JERSEY CITY, N.J. -- Prepared meals are becoming big business for food retailers -- a fact that has not escaped the supermarket industry.

While some supermarket chains are just starting to enter the arena, Wegmans and Whole Foods Market are among the leaders in prepared foods, according to a reporty by The Washington Post.. The chains hire chefs and prep teams for their stores, and sometimes contract with third-party vendors, to prepare dozens of dishes a day -- breakfast through dinner.

By comparison, chains such as Safeway, Giant and Harris Teeter tend to have more modest offerings, typically favoring comfort foods and relying heavily on the deep fryer, stated the news outlet.

"People eat with their eyes," Chuck Berardi, regional executive chef for the Pennsylvania division of Wegmans, told the newspaper. "I think they really have a difficult time walking by a bar that has hot food displayed when it's so appetizing and the aromas are in the air. To me, you can't walk by it."

In total, prepared foods were expected to generate about $19.5 billion in sales for supermarkets in 2012, up by nearly $5.5 billion from the previous year's projections, according to the Rockville-based research company Packaged Facts.

But what is pushing the growth? According to the news report, the term "lifestyle" pops up regularly in discussions about hot food trends in supermarkets. Today, consumers just don't always have the time to cook.

However, lack of time to prepare dishes isn’t anything new. Joe Spinelli, a former supermarket consultant and now president of the College Park, Md.-based Restaurant Consultants, recalled how Boston Market tapped into the carry-out segment in the late 1980s, when the company was known as Boston Chicken.

Supermarkets are also tapping into more eating occasions. For example, hot bars are "not just for the lunch trade anymore," Spinelli said. "Those gourmet products are more for the dinner crowd than the lunch crowd. ... They've elevated the product. It's not just meat and potatoes. It's gourmet foods."

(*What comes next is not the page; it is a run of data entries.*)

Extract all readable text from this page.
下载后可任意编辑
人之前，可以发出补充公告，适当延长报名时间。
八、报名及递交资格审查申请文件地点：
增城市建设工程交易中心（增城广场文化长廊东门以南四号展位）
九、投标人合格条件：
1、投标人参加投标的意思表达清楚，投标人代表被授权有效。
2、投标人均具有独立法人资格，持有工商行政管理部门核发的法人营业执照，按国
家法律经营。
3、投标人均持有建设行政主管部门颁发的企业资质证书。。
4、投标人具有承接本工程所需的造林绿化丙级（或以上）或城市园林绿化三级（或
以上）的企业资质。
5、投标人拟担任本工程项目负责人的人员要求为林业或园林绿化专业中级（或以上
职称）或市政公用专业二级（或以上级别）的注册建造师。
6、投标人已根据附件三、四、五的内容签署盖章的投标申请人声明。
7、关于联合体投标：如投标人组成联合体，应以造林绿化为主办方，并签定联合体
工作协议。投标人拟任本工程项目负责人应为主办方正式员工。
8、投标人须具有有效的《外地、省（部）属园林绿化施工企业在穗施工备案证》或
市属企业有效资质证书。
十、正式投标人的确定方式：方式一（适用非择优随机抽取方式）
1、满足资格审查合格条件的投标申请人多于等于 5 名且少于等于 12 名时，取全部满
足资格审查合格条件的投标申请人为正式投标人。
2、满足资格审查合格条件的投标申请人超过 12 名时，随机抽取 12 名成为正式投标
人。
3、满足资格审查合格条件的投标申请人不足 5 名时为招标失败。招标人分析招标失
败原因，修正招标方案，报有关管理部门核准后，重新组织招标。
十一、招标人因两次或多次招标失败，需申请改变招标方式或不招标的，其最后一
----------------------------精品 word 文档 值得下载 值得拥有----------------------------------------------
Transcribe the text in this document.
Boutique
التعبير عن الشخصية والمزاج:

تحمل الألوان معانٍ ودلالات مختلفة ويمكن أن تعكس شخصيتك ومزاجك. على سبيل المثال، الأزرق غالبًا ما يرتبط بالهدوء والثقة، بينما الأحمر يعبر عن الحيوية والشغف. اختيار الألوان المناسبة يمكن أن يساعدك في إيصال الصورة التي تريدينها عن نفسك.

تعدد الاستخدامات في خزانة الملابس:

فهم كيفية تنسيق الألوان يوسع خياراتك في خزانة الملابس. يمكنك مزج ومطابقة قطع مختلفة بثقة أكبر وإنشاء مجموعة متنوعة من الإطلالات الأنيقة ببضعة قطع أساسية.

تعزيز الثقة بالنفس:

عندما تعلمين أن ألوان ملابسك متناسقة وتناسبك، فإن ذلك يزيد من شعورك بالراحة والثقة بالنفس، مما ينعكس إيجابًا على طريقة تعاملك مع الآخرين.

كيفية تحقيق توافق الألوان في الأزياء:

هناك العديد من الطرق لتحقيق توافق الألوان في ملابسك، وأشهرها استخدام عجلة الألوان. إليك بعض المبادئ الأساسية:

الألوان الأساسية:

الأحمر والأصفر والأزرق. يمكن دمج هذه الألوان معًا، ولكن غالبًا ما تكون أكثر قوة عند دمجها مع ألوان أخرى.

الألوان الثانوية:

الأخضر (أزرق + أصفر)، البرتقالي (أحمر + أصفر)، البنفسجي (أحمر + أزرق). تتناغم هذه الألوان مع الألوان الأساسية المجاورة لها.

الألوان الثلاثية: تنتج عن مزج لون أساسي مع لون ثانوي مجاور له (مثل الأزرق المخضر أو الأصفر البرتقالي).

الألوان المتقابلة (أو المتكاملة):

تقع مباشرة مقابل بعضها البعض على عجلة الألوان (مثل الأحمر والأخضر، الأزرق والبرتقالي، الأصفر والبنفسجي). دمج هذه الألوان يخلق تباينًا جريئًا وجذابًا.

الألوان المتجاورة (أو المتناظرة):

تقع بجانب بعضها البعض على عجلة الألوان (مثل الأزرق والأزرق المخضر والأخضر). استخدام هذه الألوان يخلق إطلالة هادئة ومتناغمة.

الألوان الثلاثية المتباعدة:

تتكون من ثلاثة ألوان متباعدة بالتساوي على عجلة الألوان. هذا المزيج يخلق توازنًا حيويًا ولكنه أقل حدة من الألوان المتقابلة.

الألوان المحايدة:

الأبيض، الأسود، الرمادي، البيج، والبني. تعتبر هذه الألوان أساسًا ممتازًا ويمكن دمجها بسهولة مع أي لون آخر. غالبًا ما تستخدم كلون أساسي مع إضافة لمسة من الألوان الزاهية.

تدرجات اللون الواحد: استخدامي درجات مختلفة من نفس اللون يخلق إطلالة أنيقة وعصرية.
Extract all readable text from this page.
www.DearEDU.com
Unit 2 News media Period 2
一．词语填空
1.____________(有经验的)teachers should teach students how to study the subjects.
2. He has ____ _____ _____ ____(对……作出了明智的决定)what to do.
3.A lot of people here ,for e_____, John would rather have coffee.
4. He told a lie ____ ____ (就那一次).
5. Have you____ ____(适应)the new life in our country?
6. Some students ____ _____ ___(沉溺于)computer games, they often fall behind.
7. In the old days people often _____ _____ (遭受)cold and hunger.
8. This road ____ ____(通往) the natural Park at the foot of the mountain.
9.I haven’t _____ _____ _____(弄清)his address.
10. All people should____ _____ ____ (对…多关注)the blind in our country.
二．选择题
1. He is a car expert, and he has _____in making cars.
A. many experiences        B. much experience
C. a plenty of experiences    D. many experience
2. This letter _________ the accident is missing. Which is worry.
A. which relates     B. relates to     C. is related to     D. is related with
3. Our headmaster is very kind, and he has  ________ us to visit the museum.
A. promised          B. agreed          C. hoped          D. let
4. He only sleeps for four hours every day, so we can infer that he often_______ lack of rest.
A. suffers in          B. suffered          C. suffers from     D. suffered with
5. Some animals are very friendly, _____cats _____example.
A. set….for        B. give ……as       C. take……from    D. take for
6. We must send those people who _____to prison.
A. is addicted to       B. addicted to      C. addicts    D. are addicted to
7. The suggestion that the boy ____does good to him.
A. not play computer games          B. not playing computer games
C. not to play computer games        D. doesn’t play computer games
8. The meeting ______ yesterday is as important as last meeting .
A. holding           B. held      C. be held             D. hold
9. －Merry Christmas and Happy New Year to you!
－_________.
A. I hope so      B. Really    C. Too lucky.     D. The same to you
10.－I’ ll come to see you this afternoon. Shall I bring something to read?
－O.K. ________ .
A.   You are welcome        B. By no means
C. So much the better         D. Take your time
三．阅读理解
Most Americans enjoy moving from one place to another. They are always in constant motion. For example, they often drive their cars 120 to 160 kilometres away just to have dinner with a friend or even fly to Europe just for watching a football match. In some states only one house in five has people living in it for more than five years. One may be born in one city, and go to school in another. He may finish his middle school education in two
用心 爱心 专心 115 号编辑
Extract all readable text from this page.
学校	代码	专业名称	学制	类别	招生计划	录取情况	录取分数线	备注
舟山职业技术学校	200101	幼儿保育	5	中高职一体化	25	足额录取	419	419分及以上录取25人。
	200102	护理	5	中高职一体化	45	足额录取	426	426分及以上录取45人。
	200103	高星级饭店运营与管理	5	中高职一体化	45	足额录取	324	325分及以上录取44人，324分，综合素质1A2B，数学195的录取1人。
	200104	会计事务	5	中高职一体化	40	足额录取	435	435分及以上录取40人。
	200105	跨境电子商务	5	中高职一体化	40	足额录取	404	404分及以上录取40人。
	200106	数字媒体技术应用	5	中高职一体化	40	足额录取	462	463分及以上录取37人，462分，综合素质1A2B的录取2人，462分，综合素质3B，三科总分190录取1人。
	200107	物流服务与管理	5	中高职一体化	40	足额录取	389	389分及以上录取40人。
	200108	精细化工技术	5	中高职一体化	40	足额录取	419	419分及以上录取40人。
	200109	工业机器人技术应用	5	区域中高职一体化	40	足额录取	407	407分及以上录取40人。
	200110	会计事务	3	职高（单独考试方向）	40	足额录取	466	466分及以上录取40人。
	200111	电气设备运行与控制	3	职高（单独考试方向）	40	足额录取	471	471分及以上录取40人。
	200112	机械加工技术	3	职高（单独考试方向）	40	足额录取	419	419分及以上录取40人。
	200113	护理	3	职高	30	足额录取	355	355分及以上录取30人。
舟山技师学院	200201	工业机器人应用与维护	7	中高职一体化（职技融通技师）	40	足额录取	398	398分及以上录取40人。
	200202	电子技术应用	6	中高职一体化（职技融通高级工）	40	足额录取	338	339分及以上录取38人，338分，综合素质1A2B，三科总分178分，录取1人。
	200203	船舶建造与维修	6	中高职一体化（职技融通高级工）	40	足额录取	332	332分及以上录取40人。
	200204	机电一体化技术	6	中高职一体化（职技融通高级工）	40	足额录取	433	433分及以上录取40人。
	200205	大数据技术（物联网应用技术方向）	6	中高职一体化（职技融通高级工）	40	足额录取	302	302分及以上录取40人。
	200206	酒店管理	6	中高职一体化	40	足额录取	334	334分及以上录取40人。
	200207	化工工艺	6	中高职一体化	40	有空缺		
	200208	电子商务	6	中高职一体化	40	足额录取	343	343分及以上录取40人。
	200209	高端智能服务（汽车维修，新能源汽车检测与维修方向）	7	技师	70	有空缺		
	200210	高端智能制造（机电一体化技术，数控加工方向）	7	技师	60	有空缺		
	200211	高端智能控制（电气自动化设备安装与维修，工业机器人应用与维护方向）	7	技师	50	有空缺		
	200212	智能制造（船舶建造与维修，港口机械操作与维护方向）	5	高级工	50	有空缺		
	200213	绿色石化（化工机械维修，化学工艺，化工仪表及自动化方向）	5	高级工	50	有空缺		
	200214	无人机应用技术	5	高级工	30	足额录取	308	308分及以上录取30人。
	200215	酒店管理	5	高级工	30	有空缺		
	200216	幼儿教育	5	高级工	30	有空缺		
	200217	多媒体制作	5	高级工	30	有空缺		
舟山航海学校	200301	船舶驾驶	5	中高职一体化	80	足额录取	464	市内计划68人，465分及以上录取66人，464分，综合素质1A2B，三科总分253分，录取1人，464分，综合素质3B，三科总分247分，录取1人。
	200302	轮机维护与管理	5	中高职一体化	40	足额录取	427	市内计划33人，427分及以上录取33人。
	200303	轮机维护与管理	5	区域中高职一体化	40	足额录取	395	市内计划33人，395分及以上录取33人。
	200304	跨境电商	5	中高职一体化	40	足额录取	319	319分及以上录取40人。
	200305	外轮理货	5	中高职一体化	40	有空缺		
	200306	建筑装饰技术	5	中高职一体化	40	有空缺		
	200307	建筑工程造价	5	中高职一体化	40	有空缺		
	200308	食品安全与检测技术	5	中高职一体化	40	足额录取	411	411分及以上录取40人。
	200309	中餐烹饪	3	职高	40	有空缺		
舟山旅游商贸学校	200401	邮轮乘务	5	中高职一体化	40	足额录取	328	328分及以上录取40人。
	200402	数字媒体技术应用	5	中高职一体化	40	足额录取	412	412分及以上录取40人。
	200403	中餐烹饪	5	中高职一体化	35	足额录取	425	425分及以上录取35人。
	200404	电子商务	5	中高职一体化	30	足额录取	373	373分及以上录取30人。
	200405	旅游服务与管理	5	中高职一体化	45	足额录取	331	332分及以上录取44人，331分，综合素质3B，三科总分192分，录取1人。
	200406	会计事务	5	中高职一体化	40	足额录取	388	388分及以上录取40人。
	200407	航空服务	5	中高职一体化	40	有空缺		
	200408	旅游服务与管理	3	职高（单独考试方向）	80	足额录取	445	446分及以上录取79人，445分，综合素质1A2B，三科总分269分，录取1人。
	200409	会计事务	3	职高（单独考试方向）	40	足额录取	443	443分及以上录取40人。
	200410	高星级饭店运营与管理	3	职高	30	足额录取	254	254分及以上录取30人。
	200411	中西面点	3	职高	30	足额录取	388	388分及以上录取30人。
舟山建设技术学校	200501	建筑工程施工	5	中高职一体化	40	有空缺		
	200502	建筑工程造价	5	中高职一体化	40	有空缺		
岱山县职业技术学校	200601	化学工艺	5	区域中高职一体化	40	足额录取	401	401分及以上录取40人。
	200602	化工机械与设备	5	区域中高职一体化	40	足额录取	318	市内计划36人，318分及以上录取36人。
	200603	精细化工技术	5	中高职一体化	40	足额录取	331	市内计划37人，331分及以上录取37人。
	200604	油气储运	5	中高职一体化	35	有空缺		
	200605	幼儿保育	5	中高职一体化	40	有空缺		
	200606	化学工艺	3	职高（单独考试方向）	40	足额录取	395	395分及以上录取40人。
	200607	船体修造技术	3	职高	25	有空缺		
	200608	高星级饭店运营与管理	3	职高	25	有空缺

One consumer demand driving the future of hot foods is the desire for more healthful options. In 2009, Whole Foods introduced the "Health Starts Here" program, which, among other things, offers mostly plant-based hot foods with minimal salt and little fat. In 2010, Wegmans sent a team of chefs to Haus Hiltl in Zurich, Switzerland, considered Europe's oldest vegetarian restaurant, to learn how to cook veggies better, The Washington Post reported.